In his first State of the State address in January 2012, Gov. Phil Bryant put the onus of finding ways to reduce Mississippi's teen pregnancy rate on the state departments of health and human services. The result of his directive is a 95-member Teen Pregnancy Prevention Task Force.
Sen. Sally Doty, R- Brookhaven, is one of the task-force members. Doty's participation compelled her to sponsor a bill in this year's legislative session to mandate the state Institutions of Higher Learning, public universities and community colleges to come up with their own plan of action to reduce teen pregnancy.
Mississippi had the second-highest rate of teen births in the nation in 2011, at 50.2 percent, second only to Arkansas' 50.7 percent rate. It ranked highest in 2010, with 55 percent, reports the Centers for Disease Control. The state Department of Health reports that 5,644 Mississippi teens got pregnant in 2012, and 18- and 19-year-old women accounted for 3,913 of those pregnancies, or nearly 70 percent.

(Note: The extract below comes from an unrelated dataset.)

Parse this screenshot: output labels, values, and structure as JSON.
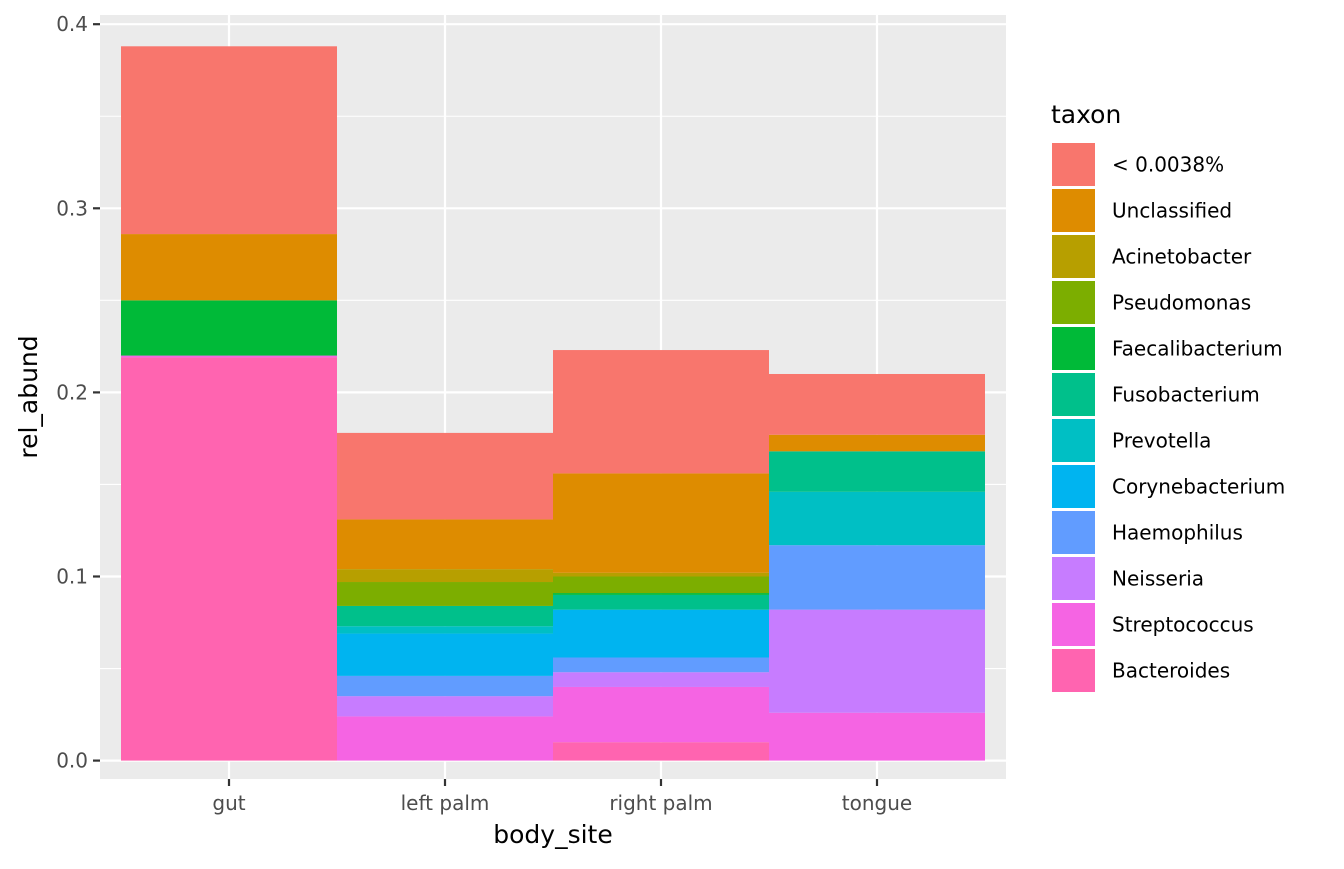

Doty hopes to reach the older teens with her bill, SB 2563. The state House of Representatives has a nearly identical bill in its chamber, HB 972.
"Those are women who should not be having children," she said, adding that many teen mothers are unmarried and without the family and financial resources to provide stable homes, either for themselves or their babies. Single motherhood is the top predictor of poverty, and daughters of single mothers often become single mothers themselves, feeding a generational cycle of poverty.
The proposed law specifies that colleges provide information on how to avoid pregnancy in "success courses and orientations," and incorporate facts about unplanned pregnancy in other academic classes. It also asks the colleges to set up mentoring programs between their students and younger teens, collaborate with community health centers, and offer solutions for child care, transportation and financial aid to single parents.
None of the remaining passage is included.